Question

Two whole numbers are such that the cube of first number exceeds the cube of second by 61 and the ratio of the numbers is 5:4. What is the value of larger number?

A) 3 B) 4 C) 5 D) 6

Answer 1

$\large\bf\underline{Given:-}$

• Cube of first number exceeds the cube of second number by 61

• Ratio of the numbers is 5 : 4

$\large\bf\underline {To \: find:-}$

• Value of larger number.

$\huge\bf\underline{Solution:-}$

≫ Ratio of two numbers = 5:4

Let the two numbers be 5x and 4x.

$\large \: \: \: \underbrace{ \dag \bf \: According \: to \: question}$

The cube of first number exceeds the cube of second by 61.

»» (5x)³ - (4x)³ = 61

»» 125x³ - 64x³ = 61

»» 61x³ = 61

»» x³ = 61/61

»» x³ = 1

»» x = 1

• ★ So, we get the Value of x = 1.

Larger number 5x = 5 × 1 = 5

Therefore,

• ≫ the Value of larger number is 5.

Answer 2

Answer:

$\sf{C) \ 5 \ is \ the \ correct \ option. }$

Given:

• Two whole numbers are such that the cube of first number exceeds the cube of second by 61 .

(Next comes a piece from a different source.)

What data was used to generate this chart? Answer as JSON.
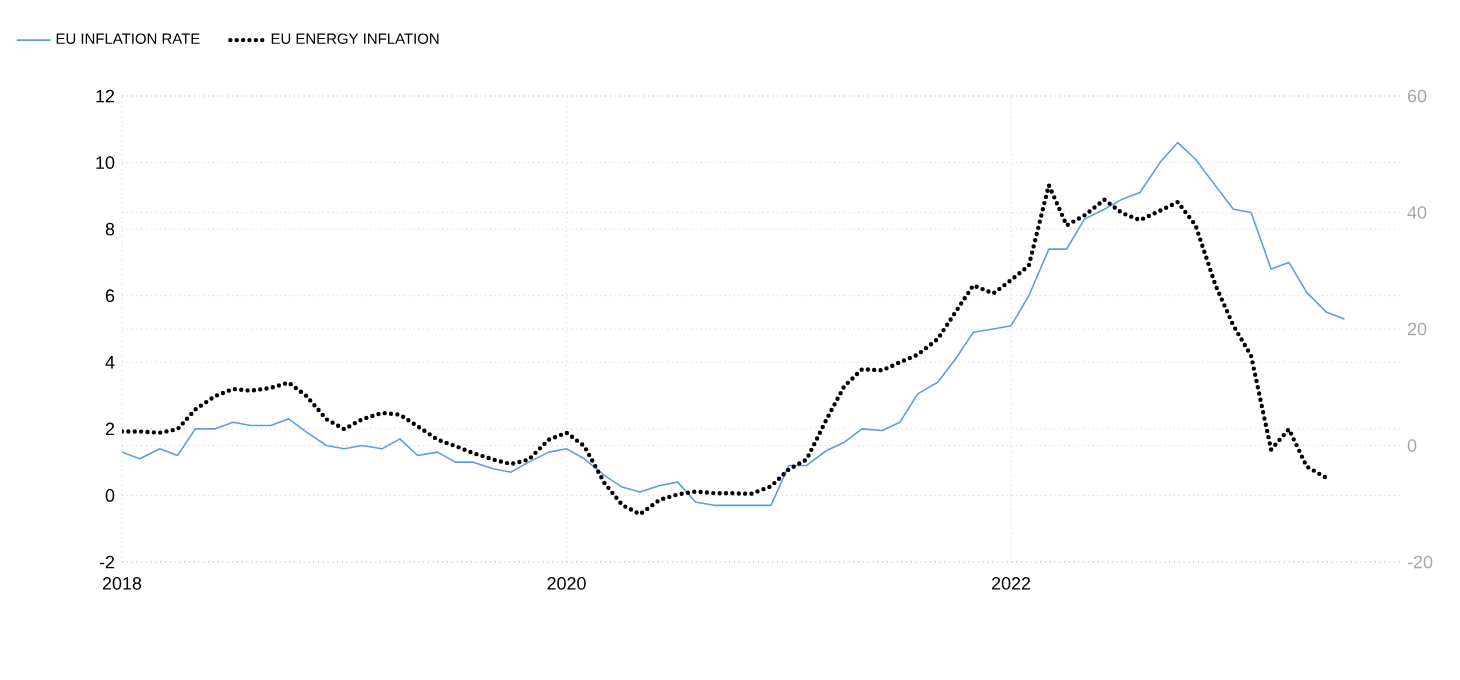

• The ratio of the numbers is 5:4.

To find:

The value of larger number.

Solution:

$\sf{Let \ the \ constant \ be \ x.}$

$\sf{\therefore{The \ numbers \ are \ 5x \ and \ 4x}}$

$\sf{According \ to \ the \ given \ condition. }$

$\sf{(5x)^{3}-4x^{3}=61}$

$\sf{\therefore{125x^{3}-64x^{3}=61}}$

$\sf{\therefore{61x^{3}=61}}$

$\sf{\therefore{x^{3}=\frac{61}{61}}}$

$\sf{\therefore{x^{3}=1}}$

$\sf{On \ taking \ the \ cube \ root \ of \ both \ sides.}$

$\sf{\therefore{x=1}}$

$\sf{The \ larger \ number=5x=5(1)=5}$

$\sf\purple{\tt{\therefore{The \ value \ of \ the \ larger \ number \ is \ 5.}}}$